Mlle Juliette Charbonnel Defence

Abstract : Today, all-solid-state battery technology arouses à great enthusiasm, because it represents one of the credible way to cross the barrier of 400Wh/kg. By improving the safety, this technology allows to integrate Li metal and the most energetic cathode materials. Commonly mentioned arguments are:
As the electrolyte is solid, there is not SEI and without SEI there is not reaction to initiate the thermal runaway
Solid electrolyte can be considered as thermally inert, which decreases considerably the reaction energy of the battery.
To be efficient, solid electrolyte must be very little porous, which eliminates passageways of the dendrites during fast charge. To be efficient, solid electrolyte must be very little porous, which cancelled passageways of the dendrites since fast charge.
Unfortunately these arguments are mainly hypothesis low verified. Moreover, although very attractive, all-solid-state battery technology poses important technical issues, as implementation of very low porous electrolyte and very fine (5 to 20 µm). Furthermore, it exists a lot 7of solid electrolyte famillies as polymer conductors, oxides or sulfide. Thereby, it is hard to identify already the winning material, especially since to estimate the safety of a solution, it is currently necessary to test cells with représentative dimesions as 18650. Thus, the goal of this PhD will be to determine the level of safety of new battery technology by estimating the potential of each material and to compare them with technologies more classical.

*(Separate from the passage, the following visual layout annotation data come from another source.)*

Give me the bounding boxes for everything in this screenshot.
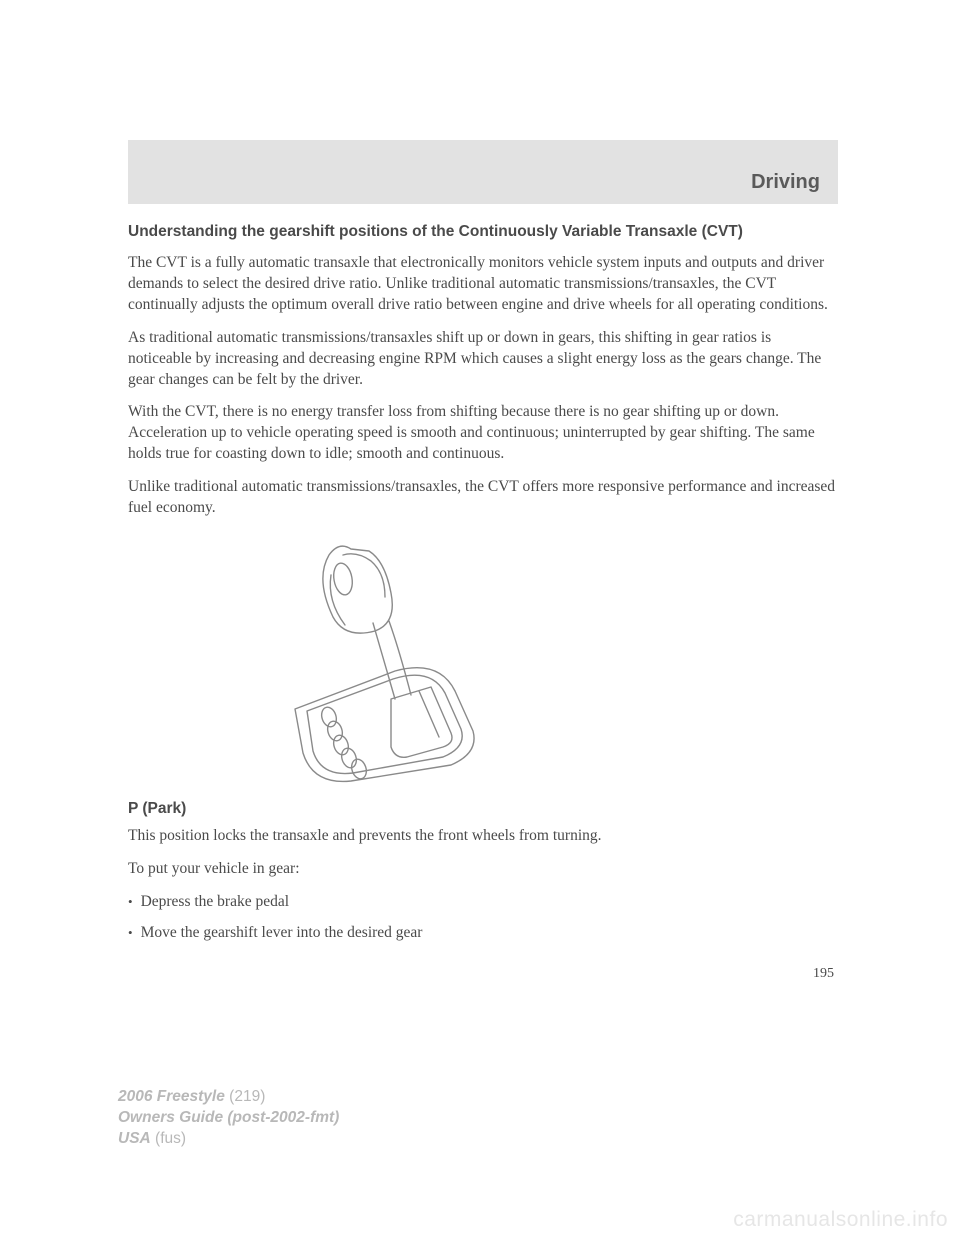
paragraph: With the CVT, there is no energy transfe… bbox=[128, 402, 838, 465]
footer-region-code: (fus) bbox=[155, 1130, 186, 1147]
body-content: Understanding the gearshift positions of… bbox=[128, 204, 838, 982]
bullet-icon: • bbox=[128, 923, 133, 943]
list-item: • Depress the brake pedal bbox=[128, 892, 838, 913]
header-bar: Driving bbox=[128, 140, 838, 204]
footer-model: 2006 Freestyle bbox=[118, 1088, 225, 1105]
heading-park: P (Park) bbox=[128, 800, 838, 818]
list-item: • Move the gearshift lever into the desi… bbox=[128, 923, 838, 944]
heading-cvt: Understanding the gearshift positions of… bbox=[128, 222, 838, 243]
paragraph: This position locks the transaxle and pr… bbox=[128, 826, 838, 847]
section-title: Driving bbox=[751, 171, 820, 194]
paragraph: To put your vehicle in gear: bbox=[128, 859, 838, 880]
footer-guide: Owners Guide (post-2002-fmt) bbox=[118, 1108, 339, 1129]
bullet-text: Move the gearshift lever into the desire… bbox=[141, 923, 423, 944]
paragraph: The CVT is a fully automatic transaxle t… bbox=[128, 253, 838, 316]
footer-line: USA (fus) bbox=[118, 1129, 339, 1150]
bullet-text: Depress the brake pedal bbox=[141, 892, 289, 913]
footer: 2006 Freestyle (219) Owners Guide (post-… bbox=[118, 1087, 339, 1150]
page-number: 195 bbox=[128, 966, 838, 982]
gearshift-icon bbox=[273, 531, 488, 786]
footer-code: (219) bbox=[229, 1088, 265, 1105]
paragraph: As traditional automatic transmissions/t… bbox=[128, 328, 838, 391]
footer-region: USA bbox=[118, 1130, 151, 1147]
page-content: Driving Understanding the gearshift posi… bbox=[128, 140, 838, 982]
footer-line: 2006 Freestyle (219) bbox=[118, 1087, 339, 1108]
watermark: carmanualsonline.info bbox=[733, 1208, 948, 1232]
paragraph: Unlike traditional automatic transmissio… bbox=[128, 477, 838, 519]
bullet-icon: • bbox=[128, 892, 133, 912]
gearshift-figure bbox=[273, 531, 488, 786]
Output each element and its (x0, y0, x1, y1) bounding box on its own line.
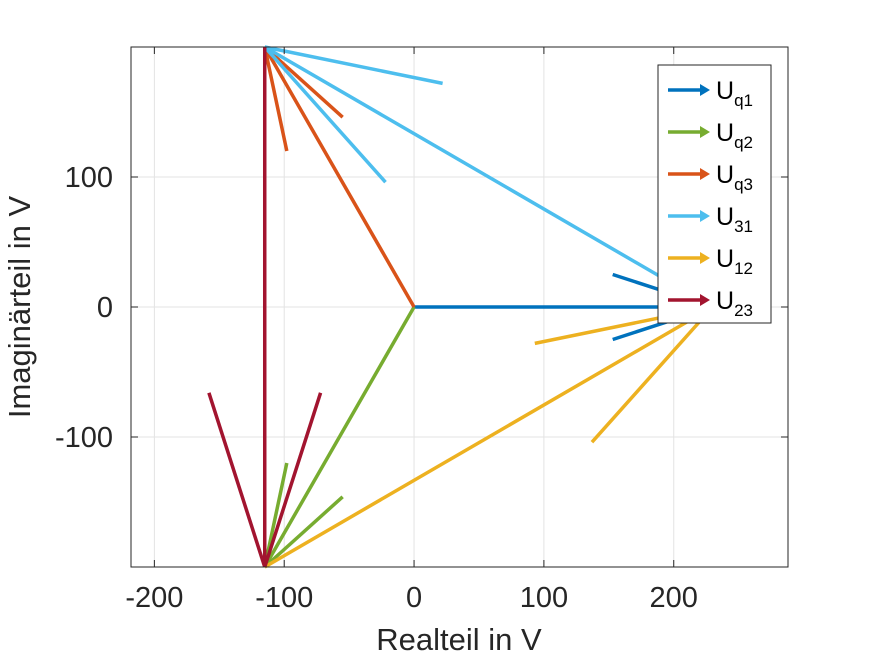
phasor-arrowhead (263, 392, 323, 568)
phasor-arrowhead (207, 392, 267, 568)
y-axis-label: Imaginärteil in V (2, 196, 37, 419)
phasor-arrowhead (263, 462, 289, 568)
legend: Uq1 Uq2 Uq3 U31 U12 U23 (657, 64, 772, 324)
legend-arrow-icon (700, 210, 710, 222)
legend-arrow-icon (700, 126, 710, 138)
phasor-shaft (263, 46, 416, 308)
legend-item-31: U31 (668, 203, 753, 236)
y-tick-label: 0 (97, 292, 113, 324)
legend-label: U12 (716, 245, 753, 278)
legend-item-23: U23 (668, 287, 753, 320)
phasor-arrowhead (263, 45, 344, 119)
legend-label: Uq1 (716, 77, 753, 110)
y-tick-label: -100 (55, 422, 113, 454)
legend-item-q3: Uq3 (668, 161, 753, 194)
phasor-q2 (263, 306, 416, 569)
legend-label: Uq3 (716, 161, 753, 194)
legend-arrow-icon (700, 168, 710, 180)
phasor-arrowhead (263, 495, 344, 569)
phasor-shaft (263, 45, 714, 309)
phasor-31 (263, 45, 714, 309)
phasor-arrowhead (590, 305, 714, 444)
y-tick-label: 100 (65, 162, 113, 194)
x-tick-label: 0 (406, 582, 422, 614)
phasor-23 (207, 47, 323, 568)
legend-label: U23 (716, 287, 753, 320)
legend-item-q1: Uq1 (668, 77, 753, 110)
legend-item-q2: Uq2 (668, 119, 753, 152)
legend-label: Uq2 (716, 119, 753, 152)
x-axis-label: Realteil in V (376, 622, 542, 654)
phasor-shaft (263, 305, 714, 569)
legend-arrow-icon (700, 294, 710, 306)
x-tick-label: 100 (520, 582, 568, 614)
x-tick-label: -200 (125, 582, 183, 614)
phasor-shaft (263, 306, 416, 568)
legend-box (657, 64, 772, 324)
phasor-arrowhead (263, 45, 387, 184)
phasor-q3 (263, 45, 416, 308)
legend-item-12: U12 (668, 245, 753, 278)
x-tick-label: 200 (650, 582, 698, 614)
phasor-arrowhead (264, 45, 443, 86)
phasor-arrowhead (263, 46, 289, 152)
ticks (131, 47, 788, 567)
legend-arrow-icon (700, 252, 710, 264)
tick-labels: -200 -100 0 100 200 -100 0 100 (55, 162, 698, 614)
x-tick-label: -100 (255, 582, 313, 614)
legend-label: U31 (716, 203, 753, 236)
legend-arrow-icon (700, 84, 710, 96)
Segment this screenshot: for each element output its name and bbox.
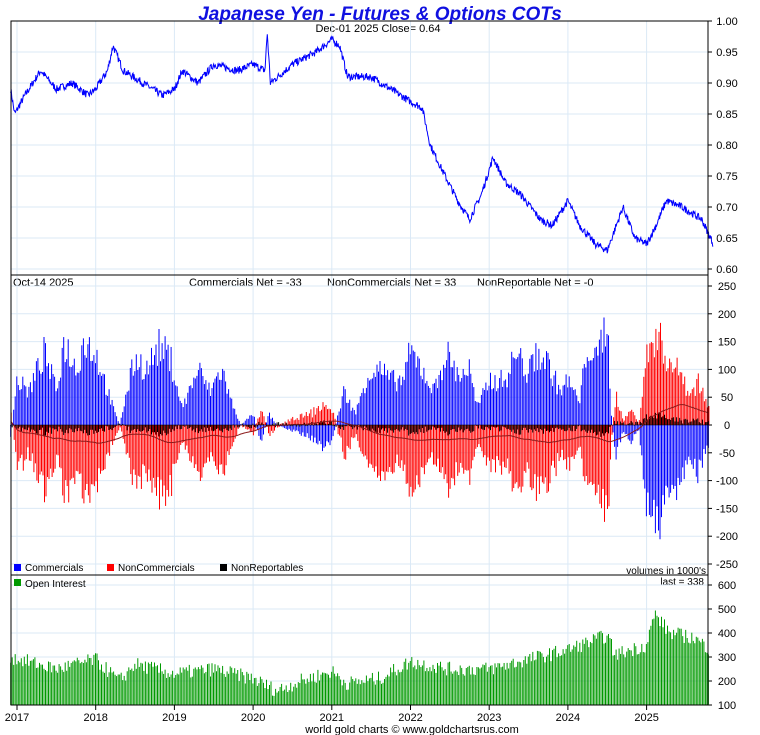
x-tick-label: 2018 xyxy=(83,712,107,724)
y-tick-label: 500 xyxy=(718,604,736,616)
panel-frame xyxy=(10,574,709,706)
commercials-net: Commercials Net = -33 xyxy=(189,277,302,289)
y-tick-label: 0 xyxy=(724,420,730,432)
x-tick-label: 2017 xyxy=(5,712,29,724)
y-tick-label: 0.75 xyxy=(716,171,737,183)
y-tick-label: 100 xyxy=(718,364,736,376)
legend-label: NonCommercials xyxy=(118,563,195,574)
y-tick-label: -100 xyxy=(716,476,738,488)
x-tick-label: 2024 xyxy=(556,712,580,724)
y-tick-label: 0.70 xyxy=(716,202,737,214)
x-tick-label: 2025 xyxy=(634,712,658,724)
noncommercials-net: NonCommercials Net = 33 xyxy=(327,277,456,289)
x-tick-label: 2020 xyxy=(241,712,265,724)
y-tick-label: 0.95 xyxy=(716,47,737,59)
y-tick-label: 0.65 xyxy=(716,233,737,245)
y-tick-label: 250 xyxy=(718,281,736,293)
price-subtitle: Dec-01 2025 Close= 0.64 xyxy=(315,23,440,35)
footer: world gold charts © www.goldchartsrus.co… xyxy=(304,724,519,735)
x-tick-label: 2019 xyxy=(162,712,186,724)
y-tick-label: 0.80 xyxy=(716,140,737,152)
cot-date: Oct-14 2025 xyxy=(13,277,74,289)
oi-last: last = 338 xyxy=(660,577,704,588)
y-tick-label: -250 xyxy=(716,559,738,571)
x-tick-label: 2023 xyxy=(477,712,501,724)
y-tick-label: 0.60 xyxy=(716,264,737,276)
nonreportable-net: NonReportable Net = -0 xyxy=(477,277,593,289)
legend-label: Commercials xyxy=(25,563,83,574)
legend-swatch xyxy=(220,564,227,571)
y-tick-label: 0.90 xyxy=(716,78,737,90)
legend-swatch xyxy=(14,579,21,586)
moving-average-line xyxy=(10,404,709,444)
y-tick-label: 200 xyxy=(718,676,736,688)
y-tick-label: 400 xyxy=(718,628,736,640)
legend-label: NonReportables xyxy=(231,563,303,574)
y-tick-label: 1.00 xyxy=(716,16,737,28)
y-tick-label: -150 xyxy=(716,503,738,515)
y-tick-label: 0.85 xyxy=(716,109,737,121)
y-tick-label: 600 xyxy=(718,580,736,592)
y-tick-label: 50 xyxy=(721,392,733,404)
legend-swatch xyxy=(14,564,21,571)
y-tick-label: 100 xyxy=(718,700,736,712)
x-tick-label: 2021 xyxy=(320,712,344,724)
volumes-note: volumes in 1000's xyxy=(626,566,706,577)
y-tick-label: 300 xyxy=(718,652,736,664)
legend-swatch xyxy=(107,564,114,571)
y-tick-label: -200 xyxy=(716,531,738,543)
chart-title: Japanese Yen - Futures & Options COTs xyxy=(198,4,562,25)
y-tick-label: 200 xyxy=(718,309,736,321)
price-line xyxy=(10,34,714,254)
y-tick-label: -50 xyxy=(719,448,735,460)
panel-frame xyxy=(10,20,709,276)
legend-label: Open Interest xyxy=(25,579,86,590)
x-tick-label: 2022 xyxy=(398,712,422,724)
y-tick-label: 150 xyxy=(718,337,736,349)
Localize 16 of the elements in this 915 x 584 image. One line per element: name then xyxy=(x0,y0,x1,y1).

It has been demonstrated that thermal runaway energy is egal to the sum of energies of chimical and electrochemical reactions contained in the cell. By leaning on this methodology, the thesis will identify the security potential of new all-solid-state battery technologies. For that, from a methodology point of view, characterizations as DSC, TGA-MS and calorimetry will enforce to identify the reactivity of materials of a cell and their interactions. From these values and from models developed in-house by the CEA, the PhD will propose a change of scale to predict the kinetic reaction and thus to to predict the security potential of a technology before to manufacture a reel cell, which will allow to bring elements to the emergence of a new technology.
Ultimately, the PhD will propose a methodology allowing to assess new materials for all Li-ion battery technologies such as, for example, gel technologies or new coating of active materials.